In motion practice over the adequacy of a production, the Plaintiffs were able to show that the Producing Party did not produce 18 email messages that were produced by a third-party.
As such, the Plaintiff sought production of search efficiency reports that was conducted as an audit and investigation by two law firms for the Producing Party. The goal was to identify the missing discovery from the production, opposed to the specifics of the Producing Party’s discovery efforts. Freedman v. Weatherford Int’l, 2014 U.S. Dist. LEXIS 133950, at *7-8 (S.D.N.Y.Sept. 12, 2014).
Judge Francis stated that “suggested remedy is not suited to the task,” because only three of the eighteen email messages would have been identified by the search terms used in the audit investigation. Freedman, at *8.
The Plaintiff’s argument focused on that the information produced by third-parties should have been produced by the Producing Party, opposed to whether the requested searches would have identified the missing information. Freedman, at *9. According to the Defendants, only one unproduced document would have been identified from the requested searches. Id.
The Producing Party had reviewed “millions of documents” and produced “hundreds of thousands” of documents that totaled nearly 4.4 million pages. Citing to the “proportionality rule” from the Federal Rules of Civil Procedure, the Court invoked the maxim the Rules “do not require perfection.” Freedman, at *9, citing Moore v. Publicis Groupe, 287 F.R.D. 182, 191 (S.D.N.Y. 2012).
The Court stated it was “unsurprising that some relevant documents may have fallen through the cracks;” however, the remedy sought would unlikely cure any production defects. As such, the Court denied the production of the search report. Freedman, at *9-10.
Bow Tie Thoughts
Judge Francis’ opinion puts very proportional view of challenging production adequacy: you first have to demonstrate a production is inadequate and then demonstrate the remedy makes sense. Proving three email messages were missing out of thousands does not justify conducting searches that would not produce any missing information. The remedy has to be proportional to problem.
Proportionality is a balancing of interests. Do 18 missing emails out of thousands justify new searches? Well, if those 18 emails were the key smoking gun messages, maybe. Ask Rosemary Woods or Lois Lerner about missing information.
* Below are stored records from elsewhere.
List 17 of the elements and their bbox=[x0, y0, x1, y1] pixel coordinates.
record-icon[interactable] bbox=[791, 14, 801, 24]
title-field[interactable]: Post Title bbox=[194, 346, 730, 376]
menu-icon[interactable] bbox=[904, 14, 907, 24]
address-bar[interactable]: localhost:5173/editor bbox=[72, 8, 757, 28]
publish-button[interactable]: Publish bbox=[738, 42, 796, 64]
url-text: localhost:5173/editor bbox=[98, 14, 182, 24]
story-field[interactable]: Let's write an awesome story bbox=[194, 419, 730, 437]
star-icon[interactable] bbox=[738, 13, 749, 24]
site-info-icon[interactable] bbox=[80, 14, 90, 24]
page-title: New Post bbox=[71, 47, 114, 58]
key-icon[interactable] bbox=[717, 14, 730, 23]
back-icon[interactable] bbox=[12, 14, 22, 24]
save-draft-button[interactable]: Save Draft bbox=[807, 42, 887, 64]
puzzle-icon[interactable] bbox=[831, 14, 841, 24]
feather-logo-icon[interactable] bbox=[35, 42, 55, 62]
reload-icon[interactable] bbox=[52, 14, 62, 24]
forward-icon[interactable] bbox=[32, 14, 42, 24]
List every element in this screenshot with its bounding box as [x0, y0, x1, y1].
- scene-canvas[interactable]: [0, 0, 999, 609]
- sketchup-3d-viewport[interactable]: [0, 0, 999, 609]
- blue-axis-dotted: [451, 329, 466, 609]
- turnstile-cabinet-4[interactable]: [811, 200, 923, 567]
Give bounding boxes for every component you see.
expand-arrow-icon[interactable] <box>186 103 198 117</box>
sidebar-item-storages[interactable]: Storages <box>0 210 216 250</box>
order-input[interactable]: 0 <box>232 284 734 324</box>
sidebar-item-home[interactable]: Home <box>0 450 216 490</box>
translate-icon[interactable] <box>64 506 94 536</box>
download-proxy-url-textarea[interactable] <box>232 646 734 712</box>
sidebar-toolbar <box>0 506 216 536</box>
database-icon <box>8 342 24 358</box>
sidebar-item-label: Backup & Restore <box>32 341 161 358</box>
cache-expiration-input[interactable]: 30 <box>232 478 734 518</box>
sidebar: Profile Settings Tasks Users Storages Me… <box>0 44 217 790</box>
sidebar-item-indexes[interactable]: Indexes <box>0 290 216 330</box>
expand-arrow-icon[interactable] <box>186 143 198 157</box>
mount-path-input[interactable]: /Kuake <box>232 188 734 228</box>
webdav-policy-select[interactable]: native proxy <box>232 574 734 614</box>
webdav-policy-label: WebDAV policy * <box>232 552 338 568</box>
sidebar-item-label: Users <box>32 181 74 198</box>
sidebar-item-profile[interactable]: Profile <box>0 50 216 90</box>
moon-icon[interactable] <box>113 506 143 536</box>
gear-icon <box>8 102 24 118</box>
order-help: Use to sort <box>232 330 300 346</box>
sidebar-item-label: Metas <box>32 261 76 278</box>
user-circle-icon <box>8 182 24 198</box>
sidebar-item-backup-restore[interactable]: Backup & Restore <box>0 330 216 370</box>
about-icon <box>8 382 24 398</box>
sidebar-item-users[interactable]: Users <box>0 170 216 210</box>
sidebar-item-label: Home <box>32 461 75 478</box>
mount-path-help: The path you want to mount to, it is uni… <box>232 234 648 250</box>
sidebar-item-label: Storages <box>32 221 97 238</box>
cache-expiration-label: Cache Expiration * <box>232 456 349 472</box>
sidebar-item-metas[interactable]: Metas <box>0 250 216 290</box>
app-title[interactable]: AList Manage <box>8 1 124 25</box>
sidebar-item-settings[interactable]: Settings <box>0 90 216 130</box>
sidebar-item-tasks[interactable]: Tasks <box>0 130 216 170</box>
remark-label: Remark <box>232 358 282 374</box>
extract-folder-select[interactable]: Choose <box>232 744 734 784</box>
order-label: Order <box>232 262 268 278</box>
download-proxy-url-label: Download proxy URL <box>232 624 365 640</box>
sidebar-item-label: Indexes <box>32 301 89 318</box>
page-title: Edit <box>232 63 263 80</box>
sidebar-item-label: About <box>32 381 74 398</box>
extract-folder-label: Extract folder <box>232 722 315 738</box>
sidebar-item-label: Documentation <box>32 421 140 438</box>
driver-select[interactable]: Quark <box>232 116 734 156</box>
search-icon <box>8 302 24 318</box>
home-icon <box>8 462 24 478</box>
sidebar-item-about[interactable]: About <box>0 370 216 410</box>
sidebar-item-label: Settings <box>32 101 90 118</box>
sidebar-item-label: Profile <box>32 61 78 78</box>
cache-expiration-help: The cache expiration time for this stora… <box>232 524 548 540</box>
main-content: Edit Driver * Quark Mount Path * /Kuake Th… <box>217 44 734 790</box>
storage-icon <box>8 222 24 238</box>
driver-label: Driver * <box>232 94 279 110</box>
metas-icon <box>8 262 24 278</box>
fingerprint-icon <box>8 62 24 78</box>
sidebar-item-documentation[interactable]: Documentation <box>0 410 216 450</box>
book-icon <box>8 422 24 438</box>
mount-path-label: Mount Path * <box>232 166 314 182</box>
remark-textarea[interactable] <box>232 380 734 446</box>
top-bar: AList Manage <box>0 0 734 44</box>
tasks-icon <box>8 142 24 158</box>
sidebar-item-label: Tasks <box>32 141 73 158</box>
The message I take away from Judge Francis’ opinion, is that if you have emails from a third-party that show a production deficiency, you have to offer a proportional remedy. If the offer is for additional searches that would only produce one or two of the missing emails, that is not a proportional remedy. Alternatively, if you proffer search terms that would have generated “hits” on 17 out of 18, maybe that would tip the scales in favor of running additional searches. At the end of the day, the effort sought has to have value to the case and not be an experiment in futility.